The simulated per-phenotype clearance matches the published theta2 x theta3 x theta4 x WT product to within numerical integration precision, and the simulated terminal half-life ordering (homoEM < heteroEM < PM) is consistent with the qualitative claim in Results paragraph 1.

Assumptions and deviations

  • Body-weight distribution drawn from a truncated normal centred on the cohort mean (61.8 +/- 6.0 kg) and bounded to 45-80 kg. Sakurai 2007 reports only mean +/- S.D. (Methods “Subjects”); the exact per-subject weights are not published.
  • CYP2C19 genotype counts (16 homoEM / 32 heteroEM / 8 PM) reproduced exactly from Methods “Subjects” / Results paragraph 2; individual assignments are randomised.
  • Figure 1A in the source paper plots observed concentrations with per-subject scatter. The replication chart in this vignette plots typical-value (random-effects zeroed) trajectories averaged within phenotype, so the spread visible in the source figure is not reproduced here. The shape, ordering, and end-of-infusion magnitudes are the auditable comparison.
  • The published Figure 3 compares 2-compartment and 1-compartment predictions in a typical 60-kg subject. The model file implements the 2-compartment final model only (the 1-compartment alternative was presented in Table 1 only as a model-selection comparator and is not packaged); the figure replication therefore shows only the 2-cmt curve, faceted across the three CYP2C19 phenotypes.
  • Residual additive SD reported in the paper as 6.40 ng/mL (Table 1) is converted to mg/L in ini() for unit consistency with the internal concentration scale (central / vc is mg / L when dose is in mg and V1 is in L); 6.40 ng/mL = 0.00640 mg/L.

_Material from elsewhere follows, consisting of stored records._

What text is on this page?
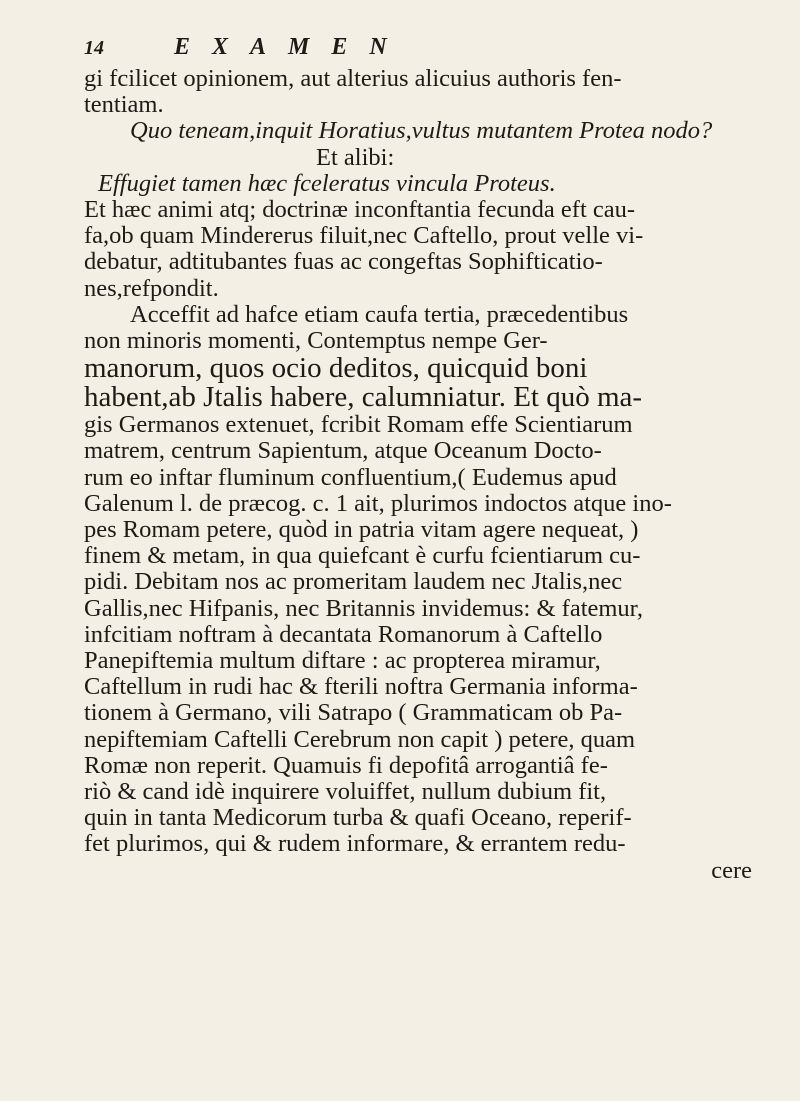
14	EXAMEN
gi fcilicet opinionem, aut alterius alicuius authoris fen-
tentiam.
Quo teneam,inquit Horatius,vultus mutantem Protea nodo?
Et alibi:
Effugiet tamen hæc fceleratus vincula Proteus.
Et hæc animi atq; doctrinæ inconftantia fecunda eft cau-
fa,ob quam Mindererus filuit,nec Caftello, prout velle vi-
debatur, adtitubantes fuas ac congeftas Sophifticatio-
nes,refpondit.
Acceffit ad hafce etiam caufa tertia, præcedentibus
non minoris momenti, Contemptus nempe Ger-
manorum, quos ocio deditos, quicquid boni
habent,ab Jtalis habere, calumniatur. Et quò ma-
gis Germanos extenuet, fcribit Romam effe Scientiarum
matrem, centrum Sapientum, atque Oceanum Docto-
rum eo inftar fluminum confluentium,( Eudemus apud
Galenum l. de præcog. c. 1 ait, plurimos indoctos atque ino-
pes Romam petere, quòd in patria vitam agere nequeat, )
finem & metam, in qua quiefcant è curfu fcientiarum cu-
pidi. Debitam nos ac promeritam laudem nec Jtalis,nec
Gallis,nec Hifpanis, nec Britannis invidemus: & fatemur,
infcitiam noftram à decantata Romanorum à Caftello
Panepiftemia multum diftare : ac propterea miramur,
Caftellum in rudi hac & fterili noftra Germania informa-
tionem à Germano, vili Satrapo ( Grammaticam ob Pa-
nepiftemiam Caftelli Cerebrum non capit ) petere, quam
Romæ non reperit. Quamuis fi depofitâ arrogantiâ fe-
riò & cand idè inquirere voluiffet, nullum dubium fit,
quin in tanta Medicorum turba & quafi Oceano, reperif-
fet plurimos, qui & rudem informare, & errantem redu-
cere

  • Per-kg parameter scaling is exact (vc <- exp(lvc + etalvc) * WT, etc.) – there is no allometric exponent and no reference weight, matching Equations 1 to 4 of the source paper.
  • The Q parameter has no IIV (Equation 4 omits eta_Q); the model file therefore declares no etalq and no ~ line for Q.
  • The proton-pump-inhibition PD layer (intragastric pH monitoring reported in Figures 5B-D) is descriptive only in the source paper – no formal PK/PD model is fit, no PD parameters are tabulated, and no equation links serum lansoprazole exposure to pH. It is therefore out of scope for this PK extraction.